Os 115 cardeais eleitores já estão enclausurados na Capela Sistina,
que teve as portas fechadas na tarde desta terça-feira (12), para o
início do conclave que irá escolher o novo papa, o 266º da história da
Igreja Católica.

Os cardeais entraram na Capela Sistina às 16h30
locais (12h30 de Brasília), depois de se reunirem brevemente na Capela
Paulina para uma oração inicial, após a qual o cardeal que preside o
rito, o cardeal Giovanni Battista Re, lhes lembrou em latim, língua na
qual o ritual se desenvolve, que estão lá para escolher o sumo
pontífice.
Na Capela Paulina começou uma procissão que atravessou a Sala Régia para chegar até a contígua Sistina.
Uma cruz abriu a procissão, seguida pela Capela Musical Pontifícia,
alguns prelados, os cerimonialistas, o secretário do Colégio
Cardinalício, Lorenzo Baldisseri; o vice-camerlengo, Pier Luigi Celata, e
o cardeal maltês Prosper Grech, encarregado de pronunciar a última
meditação antes do voto, e o Mestre das Celebrações Pontifícias, Guido
Marini.
Em ordem inversa de precedência entre os cardeais, caminharam
primeiro os da ordem dos diáconos, seguidos por presbíteros e bispos.

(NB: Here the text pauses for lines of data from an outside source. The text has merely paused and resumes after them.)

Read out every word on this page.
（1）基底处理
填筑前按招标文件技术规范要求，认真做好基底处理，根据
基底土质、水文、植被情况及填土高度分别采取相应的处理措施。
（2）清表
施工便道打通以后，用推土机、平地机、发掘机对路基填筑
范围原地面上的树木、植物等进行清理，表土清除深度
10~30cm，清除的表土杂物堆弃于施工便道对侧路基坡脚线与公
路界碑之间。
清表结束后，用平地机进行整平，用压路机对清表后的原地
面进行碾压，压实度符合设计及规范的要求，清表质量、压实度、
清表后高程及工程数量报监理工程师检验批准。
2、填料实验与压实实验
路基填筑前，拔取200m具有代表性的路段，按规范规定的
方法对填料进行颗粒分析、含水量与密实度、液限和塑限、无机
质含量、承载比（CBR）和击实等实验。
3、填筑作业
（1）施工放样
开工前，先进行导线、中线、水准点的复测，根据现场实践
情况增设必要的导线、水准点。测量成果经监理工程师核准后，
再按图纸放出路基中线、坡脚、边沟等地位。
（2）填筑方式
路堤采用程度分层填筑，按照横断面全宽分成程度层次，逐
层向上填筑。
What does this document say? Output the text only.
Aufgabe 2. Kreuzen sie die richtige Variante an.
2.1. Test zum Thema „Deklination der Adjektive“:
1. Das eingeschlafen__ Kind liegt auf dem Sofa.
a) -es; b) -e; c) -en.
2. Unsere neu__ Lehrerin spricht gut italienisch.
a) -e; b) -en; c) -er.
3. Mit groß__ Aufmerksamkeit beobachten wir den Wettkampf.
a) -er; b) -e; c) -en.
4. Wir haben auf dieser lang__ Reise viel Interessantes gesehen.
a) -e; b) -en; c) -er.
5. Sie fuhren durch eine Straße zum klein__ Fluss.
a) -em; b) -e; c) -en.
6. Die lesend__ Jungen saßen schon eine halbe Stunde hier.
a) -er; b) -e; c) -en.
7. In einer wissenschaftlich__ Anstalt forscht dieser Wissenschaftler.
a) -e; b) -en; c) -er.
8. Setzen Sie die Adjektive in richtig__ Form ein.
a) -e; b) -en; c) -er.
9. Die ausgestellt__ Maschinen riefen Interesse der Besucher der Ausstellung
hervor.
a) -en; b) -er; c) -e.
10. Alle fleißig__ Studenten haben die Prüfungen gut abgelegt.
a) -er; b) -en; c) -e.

A procissão foi fechada por Giovanni Battista Re, que é o cardeal da
ordem dos bispos mais antigo, pelo fato de tanto o decano do Colégio
Cardinalício como o vice-decano - Angelo Sodano e Roger Etchegaray,
respectivamente - não poderem entrar no conclave por terem mais de 80
anos. A legislação vaticana impede os cardeais octogenários de votar,
mas permite que sejam escolhidos.
Todos entraram recitando as litanias na Capela Sistina, que continua
sendo o tradicional local onde, sob o afresco do "Juízo Final" de
Michelângelo, será eleito o sucessor de Bento XVI como papa
Juramento
Já na Capela Sistina e após recitarem as litanias e cantarem o "Veni,
Creator Spiritus", hino de invocação do Espírito Santo, os 115 cardeais
pronunciaram o seguinte juramento, como estabelece a Constituição
Apostólica "Universi dominici gregis":
"Todos e cada um de nós cardeais eleitores presentes nesta eleição do
sumo pontífice prometemos, nos obrigamos e juramos observar fiel e
escrupulosamente todas as prescrições contidas na Constituição
Apostólica do sumo pontífice João Paulo II, Universi Dominici Gregis,
emanada em 22 de fevereiro de 1996.
Igualmente, prometemos, nos obrigamos e juramos que quem quer de nós
que, por disposição divina, seja eleito Pontífice Romano, se
comprometerá a desempenhar fielmente o "munus petrinum" de Pastor da
Igreja universal e não deixará de afirmar e defender denodadamente os
direitos espirituais e temporários, assim como a liberdade da Santa Sé.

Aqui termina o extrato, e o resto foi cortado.